Some people reject their religions when allowed to. Often they find hypocrisy that turns them off or they never really felt connected to the belief to begin with. But I find most religious people to fall to one extreme or the other: either zealots or quiet casuals.

The quiet casuals have often told me that they go to church to feel a sense of belonging, to have a somewhat like-minded community to support and be supported by, or because they simply love to hear a pipe organ.

Zealots on the other hand feel that it is their mission to convert. I feel that these people embody an explosive combination of arrogance and ignorance, and I find it terribly toxic to be around them. In short: they scare me. I often ask God to intercede and remove them from my life. Ironic isn't it? The person they are trying to "save" is praying to God to be "saved" from them.

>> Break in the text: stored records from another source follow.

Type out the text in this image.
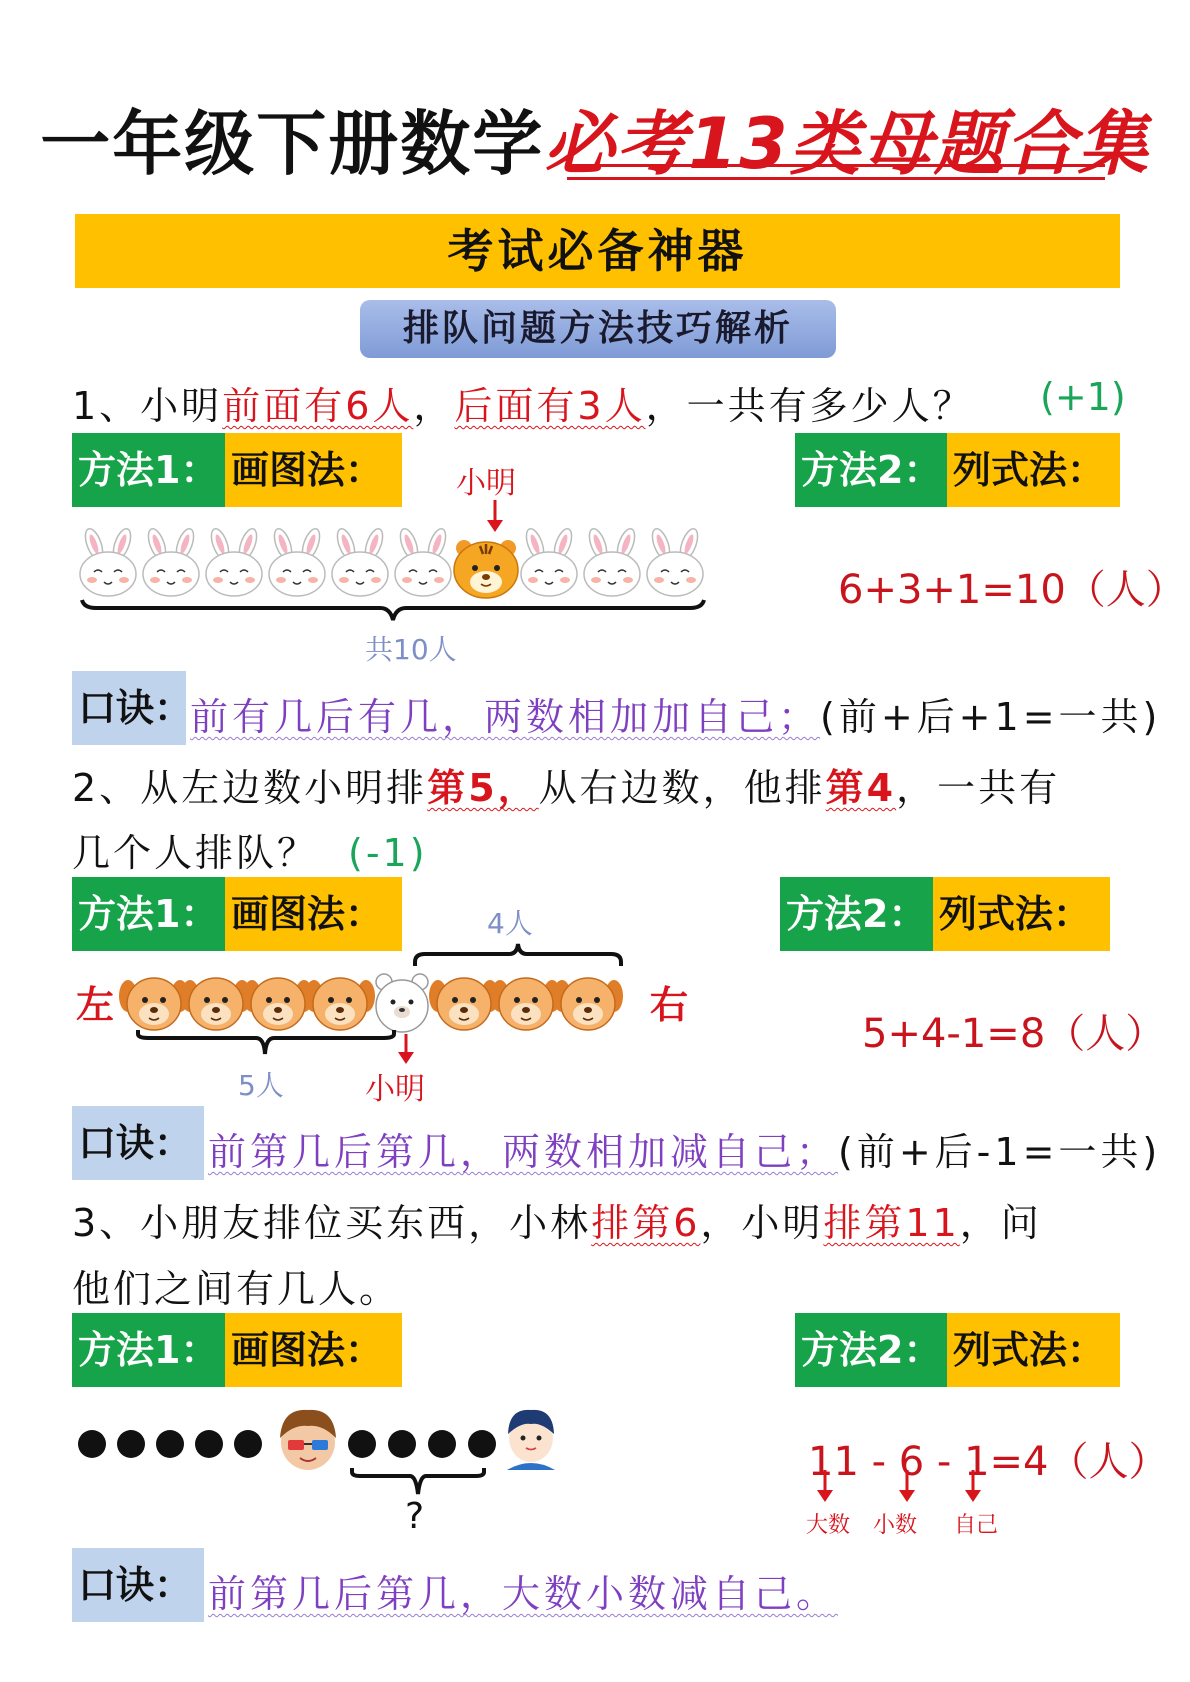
一年级下册数学必考13类母题合集
考试必备神器
排队问题方法技巧解析
1、小明前面有6人，后面有3人，一共有多少人？ (+1)
方法1： 画图法：	方法2： 列式法：
小明
共10人
6+3+1=10（人）
口诀：
前有几后有几，两数相加加自己；(前+后+1=一共)
2、从左边数小明排第5，从右边数，他排第4，一共有
几个人排队？ (-1)
方法1： 画图法：	方法2： 列式法：
4人
左	右
5人	小明
5+4-1=8（人）
口诀： 前第几后第几，两数相加减自己；(前+后-1=一共)
3、小朋友排位买东西，小林排第6，小明排第11，问
他们之间有几人。
方法1： 画图法：	方法2： 列式法：
?
11 - 6 - 1=4（人）
大数 小数 自己
口诀： 前第几后第几，大数小数减自己。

The reality is that all perceptions are relative only to experience. Since we all have different experiences, we all perceive things differently; so in effect, there are as many truths in the universe as there are perceptions and experiences. This means we, as collective individuals, can be right without everyone else having to be wrong! We can end intolerance this moment.

There are too many wars fought, too many lives sacrificed, and there is too much hate in the name of religion. Another word for religion is belief. Belief is only one of two things we as humans have control over. The other is choice. So let us all come together now and choose tolerance of all religious beliefs, in the name of God.

What religion is God? No religion. God is more than a religion, more than a belief. God is the spirit of love in each of us, the universe that surrounds us, and everything in between.